Designing IAM for distributed systems is rarely a matter of choosing the «right» technology. In practice, teams struggle with inconsistent identity propagation, unclear authorization boundaries, and approaches that work in isolation but fail once combined. Popular guidance often describes these patterns in isolation, leaving developers and architects to resolve contradictions and trade-offs on their own.
In this primer, Dimitrij Drus takes a pattern- and decision-driven approach to IAM architecture. Instead of promoting a single best practice, it focuses on how authentication, authorization, and identity propagation interact, and how architectural choices in one area directly affect security, operability, and failure modes in others.

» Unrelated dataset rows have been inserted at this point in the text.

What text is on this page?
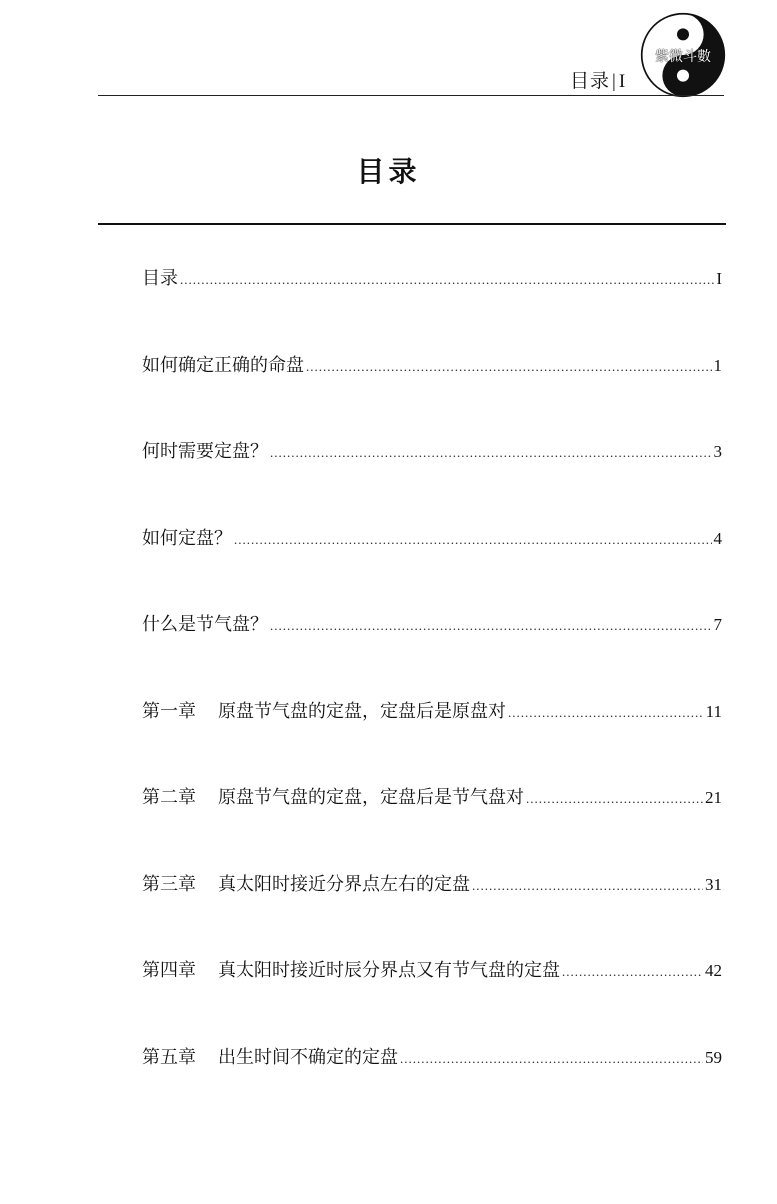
目录 | I
紫微斗數
目录
目录 .....	I
如何确定正确的命盘 .....	1
何时需要定盘？ .....	3
如何定盘？ .....	4
什么是节气盘？ .....	7
第一章 原盘节气盘的定盘，定盘后是原盘对 .....	11
第二章 原盘节气盘的定盘，定盘后是节气盘对 .....	21
第三章 真太阳时接近分界点左右的定盘 .....	31
第四章 真太阳时接近时辰分界点又有节气盘的定盘 .....	42
第五章 出生时间不确定的定盘 .....	59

Building on this perspective, the primer provides a structured way to reason about IAM patterns in distributed systems. It helps teams understand when a pattern fits, when it breaks, and which trade-offs they are implicitly accepting. By emphasizing architectural coherence over tooling decisions, it shows why resilient trust architectures require treating IAM concerns as connected design decisions rather than isolated implementations.
This concise guide covers, hands-on:
- Core IAM concepts and a reference architecture to establish a shared vocabulary
- Authentication patterns, focusing on architectural trade-offs rather than “one true way”
- Identity propagation patterns, including common failure modes and their impact on authorization
- Authorization patterns at different layers (edge, service, sidecar) and their operational implications
- Decision dimensions for selecting patterns systematically, such as policy characteristics, performance, and availability
- Practical recommendations, common pitfalls, and considerations for evolving IAM architectures
This primer is aimed at software architects, security engineers, platform and product teams, and developers—anyone tasked with designing or evolving trust foundations for distributed systems. It’s especially helpful for those looking for a pragmatic, cross-disciplinary framework for IAM decisions that hold up across architecture, operations, and governance.